Stephen se quedó sentado en silencio, con el rostro enrojecido más por la ira que por la vergüenza.

Amber rompió a llorar desconsoladamente y exigió saber qué más le había mentido a Stephen.

Entonces mencionó algo inesperado.

"Stephen prometió que podría ayudar a la carrera de mi padre", dijo.

"¿Cómo se llama tu padre?", pregunté.

"Victor Lane", respondió.

Sentí un nudo en el estómago porque Victor Lane trabajaba en el departamento de operaciones de mi empresa.

Miré a Stephen y le pregunté con calma: "¿Le prometiste ascensos en mi empresa a tu novia?".

Stephen bajó la mirada al suelo y no dijo nada.

Amber lloró aún más y lo llamó patético.

Finalmente, le dije a Amber que tenía que irse de mi casa inmediatamente.

Tomó su bolso y su abrigo y caminó hacia la puerta mientras yo la seguía.

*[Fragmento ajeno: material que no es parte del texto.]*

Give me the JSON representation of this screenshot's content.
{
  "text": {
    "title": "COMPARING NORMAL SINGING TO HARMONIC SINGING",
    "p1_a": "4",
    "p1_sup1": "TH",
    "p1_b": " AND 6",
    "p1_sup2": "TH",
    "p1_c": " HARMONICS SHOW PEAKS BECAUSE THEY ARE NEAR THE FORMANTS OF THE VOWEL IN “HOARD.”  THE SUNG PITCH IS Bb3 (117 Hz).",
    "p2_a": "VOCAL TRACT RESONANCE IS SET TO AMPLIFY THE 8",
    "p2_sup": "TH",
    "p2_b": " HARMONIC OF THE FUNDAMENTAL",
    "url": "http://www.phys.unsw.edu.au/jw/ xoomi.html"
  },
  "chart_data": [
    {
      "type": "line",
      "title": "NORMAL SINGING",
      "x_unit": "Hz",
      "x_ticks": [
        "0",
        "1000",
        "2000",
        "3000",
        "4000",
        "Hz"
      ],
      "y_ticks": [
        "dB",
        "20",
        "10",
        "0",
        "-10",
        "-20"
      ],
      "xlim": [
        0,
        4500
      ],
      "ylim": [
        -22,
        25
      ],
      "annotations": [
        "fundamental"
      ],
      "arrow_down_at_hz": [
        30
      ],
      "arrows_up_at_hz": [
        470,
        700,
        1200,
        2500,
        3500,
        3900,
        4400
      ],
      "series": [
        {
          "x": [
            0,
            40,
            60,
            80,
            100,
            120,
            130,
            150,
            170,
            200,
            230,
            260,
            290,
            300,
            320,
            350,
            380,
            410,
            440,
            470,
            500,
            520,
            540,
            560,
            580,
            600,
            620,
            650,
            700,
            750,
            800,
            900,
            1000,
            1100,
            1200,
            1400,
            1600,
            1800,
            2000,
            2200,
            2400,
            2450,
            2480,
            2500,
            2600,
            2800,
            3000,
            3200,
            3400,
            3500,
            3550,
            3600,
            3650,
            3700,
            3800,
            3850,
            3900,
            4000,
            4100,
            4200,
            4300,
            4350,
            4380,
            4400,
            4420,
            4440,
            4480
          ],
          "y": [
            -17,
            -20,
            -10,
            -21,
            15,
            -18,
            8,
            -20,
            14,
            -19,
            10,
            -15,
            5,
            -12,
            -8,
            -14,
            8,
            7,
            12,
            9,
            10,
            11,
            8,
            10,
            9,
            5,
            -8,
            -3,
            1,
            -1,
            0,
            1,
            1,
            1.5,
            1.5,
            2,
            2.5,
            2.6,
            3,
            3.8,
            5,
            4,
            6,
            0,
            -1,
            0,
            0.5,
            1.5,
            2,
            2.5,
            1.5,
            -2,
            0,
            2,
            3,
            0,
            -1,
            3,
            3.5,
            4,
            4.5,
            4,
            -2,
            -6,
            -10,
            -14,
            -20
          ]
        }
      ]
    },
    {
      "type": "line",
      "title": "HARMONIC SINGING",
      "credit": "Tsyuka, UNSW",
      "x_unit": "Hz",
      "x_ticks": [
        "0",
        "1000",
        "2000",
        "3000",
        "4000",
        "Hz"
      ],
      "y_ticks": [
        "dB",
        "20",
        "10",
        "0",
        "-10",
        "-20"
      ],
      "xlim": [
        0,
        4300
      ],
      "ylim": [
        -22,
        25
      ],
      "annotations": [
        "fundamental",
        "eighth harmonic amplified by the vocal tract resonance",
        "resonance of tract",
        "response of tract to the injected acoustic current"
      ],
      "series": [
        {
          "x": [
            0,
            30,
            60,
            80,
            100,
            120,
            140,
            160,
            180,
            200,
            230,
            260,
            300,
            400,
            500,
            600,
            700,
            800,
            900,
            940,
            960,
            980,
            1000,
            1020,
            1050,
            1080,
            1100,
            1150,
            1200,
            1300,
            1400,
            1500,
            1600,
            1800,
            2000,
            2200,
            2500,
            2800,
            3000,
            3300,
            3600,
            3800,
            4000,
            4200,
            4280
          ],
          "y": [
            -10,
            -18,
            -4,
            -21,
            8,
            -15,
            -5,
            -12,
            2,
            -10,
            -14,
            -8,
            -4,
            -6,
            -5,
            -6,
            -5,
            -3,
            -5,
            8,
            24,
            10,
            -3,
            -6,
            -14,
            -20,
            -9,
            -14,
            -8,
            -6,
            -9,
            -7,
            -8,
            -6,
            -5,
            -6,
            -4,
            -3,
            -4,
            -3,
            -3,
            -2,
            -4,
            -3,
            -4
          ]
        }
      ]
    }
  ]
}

Antes de irse, se giró y dijo en voz baja: "Lo siento, no sabía que eras real".

Después de que se fue, Stephen intentó agarrarme del brazo, pero me aparté.

Empezó a disculparse rápidamente y prometió romper con Amber y arreglarlo todo.

Le pregunté cuánto tiempo llevaba mintiéndome.

Admitió que su consulta médica llevaba cinco años en decadencia.

Dijo que se sentía humillado por mi éxito.

Le recordé que yo tenía dos trabajos para que él pudiera estudiar medicina.

Entonces le dije que hiciera la maleta y se fuera de casa esa misma noche.

Stephen argumentó que también era su casa.